Você concorreu na última edição do festival É Tudo Verdade com “Os Quatro Paralamas”, codirigido com Paschoal Samora. É uma viagem no histórico da banda Os Paralamas do Sucesso. Como a sua relação com a música desenha os filmes de retrato que você fez?

Amo a música, especialmente, a percussão. O meu sonho de infância era ser baterista. A conexão mais estreita com a música começou no Circo Voador, onde costumava filmar tudo, inclusive os shows de rock. Foi lá que conheci os Paralamas e, a partir de 1986, comecei a fazer clipes e documentários musicais com eles. Com o tempo, fomos-nos tornando amigos e o retrato da banda ganhou contornos pessoais. É que eu gosto muito de filmar cenas comuns do dia a dia. Qualquer coisa é um pretexto para filmar, especialmente as cenas sem importância, e essas cenas estão presentes nesses documentários que faço sobre a banda. Fiz um em 1987; outro, em 1995; o terceiro, em 2005; o “Herbert de Perto”, em 2011. Só agora é que entendi que devo fazer mais um na década de 30.
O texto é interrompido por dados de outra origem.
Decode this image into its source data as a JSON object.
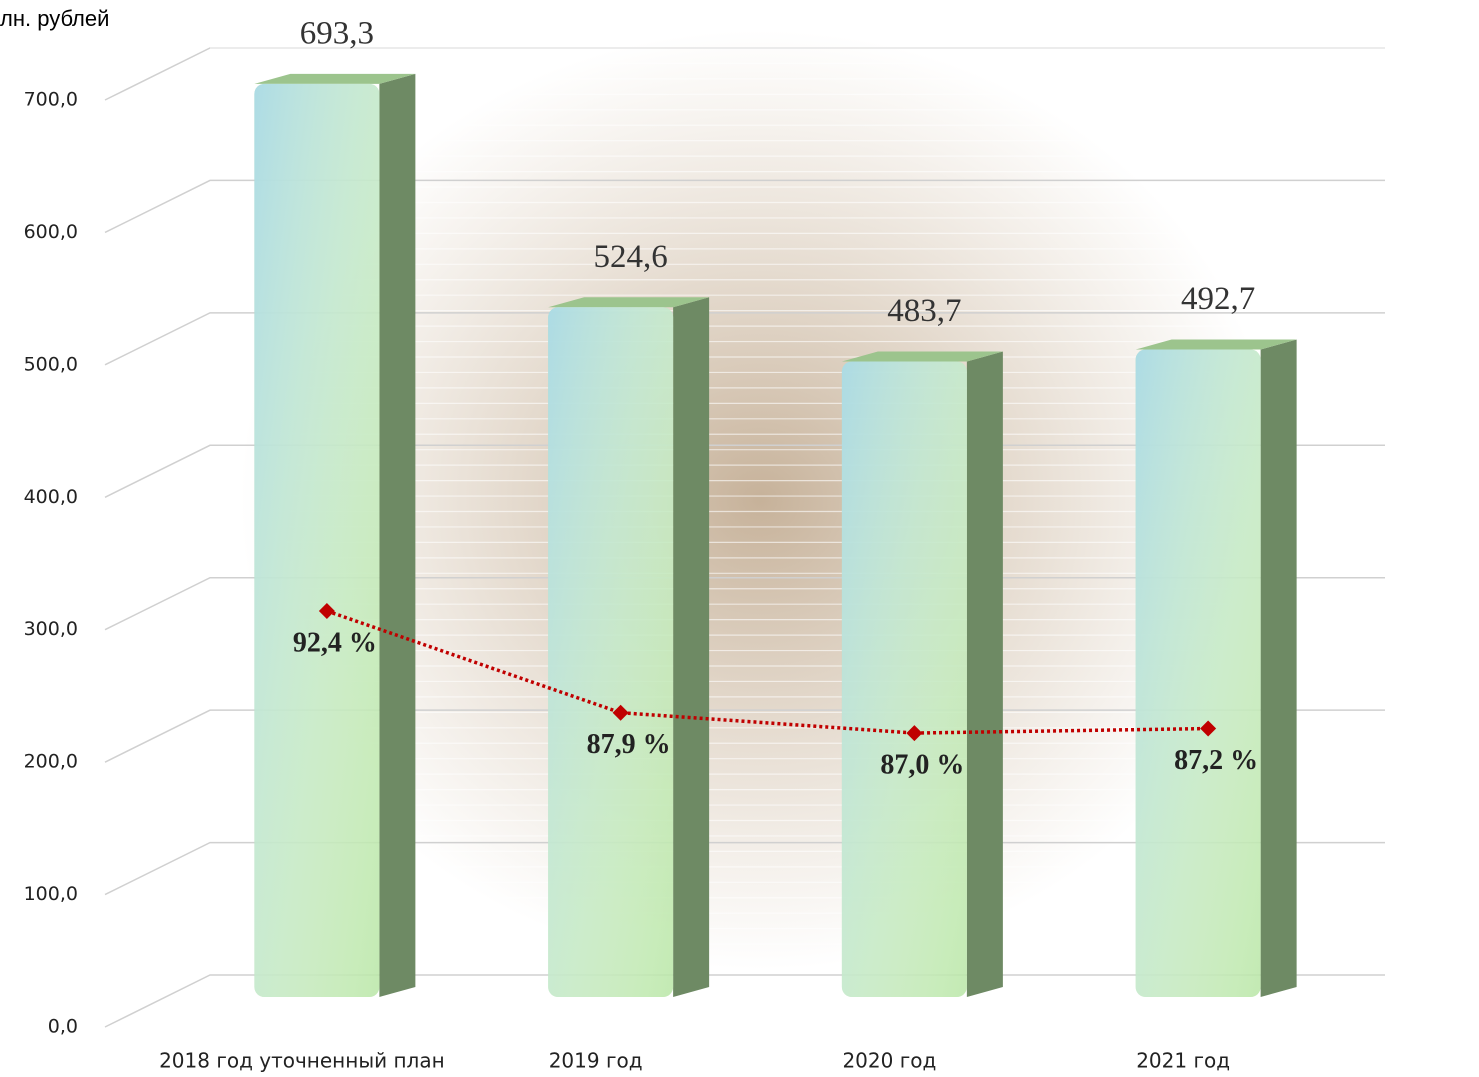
{
  "chart_data": {
    "type": "bar",
    "y_axis_label": "лн. рублей",
    "categories": [
      "2018 год уточненный план",
      "2019 год",
      "2020 год",
      "2021 год"
    ],
    "series": [
      {
        "type": "bar",
        "color": "#b8e6a6",
        "values": [
          693.3,
          524.6,
          483.7,
          492.7
        ],
        "value_labels": [
          "693,3",
          "524,6",
          "483,7",
          "492,7"
        ]
      },
      {
        "type": "line",
        "axis": "y2",
        "color": "#c00000",
        "values": [
          92.4,
          87.9,
          87.0,
          87.2
        ],
        "value_labels": [
          "92,4 %",
          "87,9 %",
          "87,0 %",
          "87,2 %"
        ]
      }
    ],
    "ylim": [
      0,
      700
    ],
    "yticks": [
      {
        "value": 0,
        "label": "0,0"
      },
      {
        "value": 100,
        "label": "100,0"
      },
      {
        "value": 200,
        "label": "200,0"
      },
      {
        "value": 300,
        "label": "300,0"
      },
      {
        "value": 400,
        "label": "400,0"
      },
      {
        "value": 500,
        "label": "500,0"
      },
      {
        "value": 600,
        "label": "600,0"
      },
      {
        "value": 700,
        "label": "700,0"
      }
    ],
    "y2lim": [
      74,
      115
    ],
    "grid": true
  }
}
Quais são os seus atuais projetos e o que consta de ficção nele?

Tenho vontade de fazer uma série sobre a Nise da Silveira (psiquiatra responsável por uma renovação humanista no tratamento manicomial no Brasil), porque o filme que fiz sobre ela ficou curto para falar de tudo que a doutora fez. Estou a trabalhar numa série de ficção sobre o Circo Voador e a Fundição Progresso (espaços culturais voltados para shows, no Rio de Janeiro); um filme experimental baseado em “Macunaíma”, que devo codirigir com a Bia Lessa; e “Buzum”, uma série de curtas, baseada em histórias reais dentro de ónibus [autocarro] no Rio. Também estou a produzir um documentário sobre o (escritor, cantor e compositor) Fausto Fawcett, que vai ser dirigido pelo Victor Lopes e tenho mais uma penca de projetos da TvZero que estão andando mais lentamente ou que estão parados, à espera da volta da Ancine. Na verdade, a TvZero é o meu grande projeto.

Como a sua ficção recebe a sua herança documental?

O “Nise” foi todo filmado como um documentário. Ensaiamos os atores durante muito tempo e a câmara entrava sempre de forma errática, em função do que os personagens faziam. As marcações de câmara tinham que ser erradas, fora do tempo, para dar a sensação de que a ação de que a câmara foi surpreendida também. As improvisações que foram feitas ao longo da preparação e o favto de estar filmando no mesmo hospital onde a Nise desenvolveu seu trabalho, ajudaram muito.